Night Watch Newspaper

Junior Doctors Strike Justifiable

That the medical service is one of the most indubitable in any life modern society is a fact of life. It is a sine qua non.’ “Those who are well have no need of a physician but those who are sick’’ -Matt 9:12. That is the divide along which the public are viewing the strike. It is a fact that one never knows the value of health until one gets sick. The hapless professionals labor incessantly to destroy the reason for their existence.
It is no news about the length of time a student takes to qualify as a medical doctor compared with many other professions.
It is ironic that while they are in the midst of their studies students of other professions qualify and begin earning salaries which their contemporaries in medicine cannot catch up with in spite of their swatting. This is due to a lopsided evaluation of emoluments by the authorities. At the end of the day permanent secretaries and other kindred professionals with about half the time of medical studies earn far more with perquisites. In contra-distinction doctors in Sierra Leone are constrained to part with some of their paltry earning for such things like syringes and emergency medicines on humanitarian grounds.
It is noteworthy that while the doctor/population ratio is appalling the medical service in the country has been on its two feet by the indefatigable Community Health Officers hundreds of whom hold the fort even at the worst of times. They serve as locum where no doctors have never served. Another cushion effect of this strike is the presence of foreign doctors in some hospitals. What is rather irksome is the fact that doctors in neighboring countries like Liberia are reported to be earning far more than our doctors thereby causing a flight to another developing country whose pastures are greener.
In the ongoing/past impasse the question was posed by the Minister of Labour with his back against the wall that the Sierra Leone Medical and Dental Association had no right to strike by giving a 21 days ultimatum because they constitute an Association and a trade Union with bargaining powers but push has come to shove. They had reached the end of their tether. The government is fiddling while Sierra Leone burns.

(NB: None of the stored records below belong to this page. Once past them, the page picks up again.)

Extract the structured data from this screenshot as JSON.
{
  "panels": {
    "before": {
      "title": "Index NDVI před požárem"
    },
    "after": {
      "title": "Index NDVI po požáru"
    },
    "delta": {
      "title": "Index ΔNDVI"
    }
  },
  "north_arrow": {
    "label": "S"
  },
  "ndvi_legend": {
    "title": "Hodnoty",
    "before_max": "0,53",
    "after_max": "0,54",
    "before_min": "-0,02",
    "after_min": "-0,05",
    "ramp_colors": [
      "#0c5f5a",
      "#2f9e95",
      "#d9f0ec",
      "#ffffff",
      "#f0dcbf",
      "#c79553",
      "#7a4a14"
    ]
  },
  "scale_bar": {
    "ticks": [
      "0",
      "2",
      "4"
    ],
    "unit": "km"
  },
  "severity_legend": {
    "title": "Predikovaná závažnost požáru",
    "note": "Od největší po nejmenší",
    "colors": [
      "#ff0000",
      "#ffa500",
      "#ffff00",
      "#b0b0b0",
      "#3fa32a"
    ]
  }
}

Arguments may be bandied about that the present situation obtained during the last regime but the doctors did not react this way. However there is a time for every purpose under the sun. The dictatorial government is gone and this is ostensibly a listening government that will hearken unto the plight of our life-savers. We need not be pushed into the arms of quacks and traditional healers after all those expenses at the medical school.

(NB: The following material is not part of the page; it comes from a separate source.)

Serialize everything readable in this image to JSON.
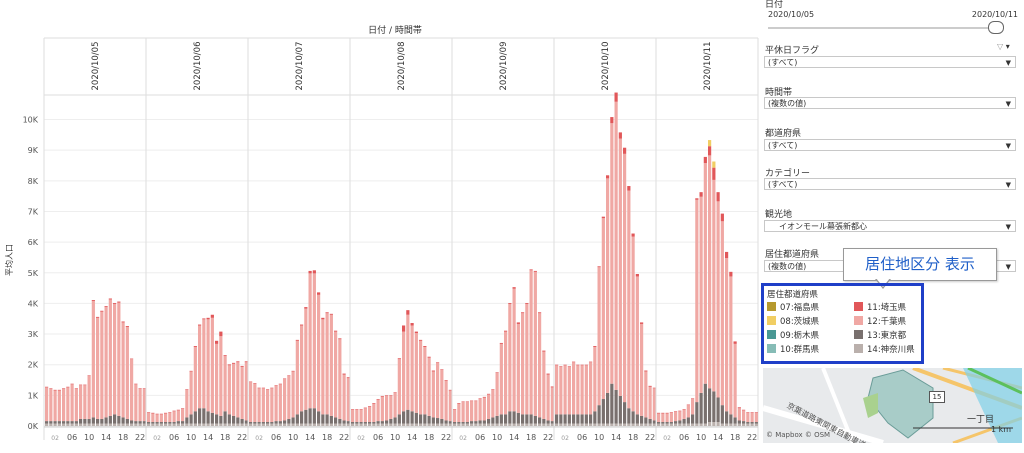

It is no genuine excuse that the doctors swung into action after the budget had been prepared. This problem had been simmering since 2015 and even before that date. As medical practitioners do prognosis so the government should have done to pre-empt the strike. It’s no use coming up with that lame excuse of post budget clamoring. Where was this government–in–waiting when Chief Executive Officers were earning upwards of Le74 million a month under the APC compared to a doctor’s Le3 million? Government has run out of reasonable excuses. They should do more for the sacrificial doctors now. Attractive conditions have been dangled before the doctors. They should now see reason and call off the strike.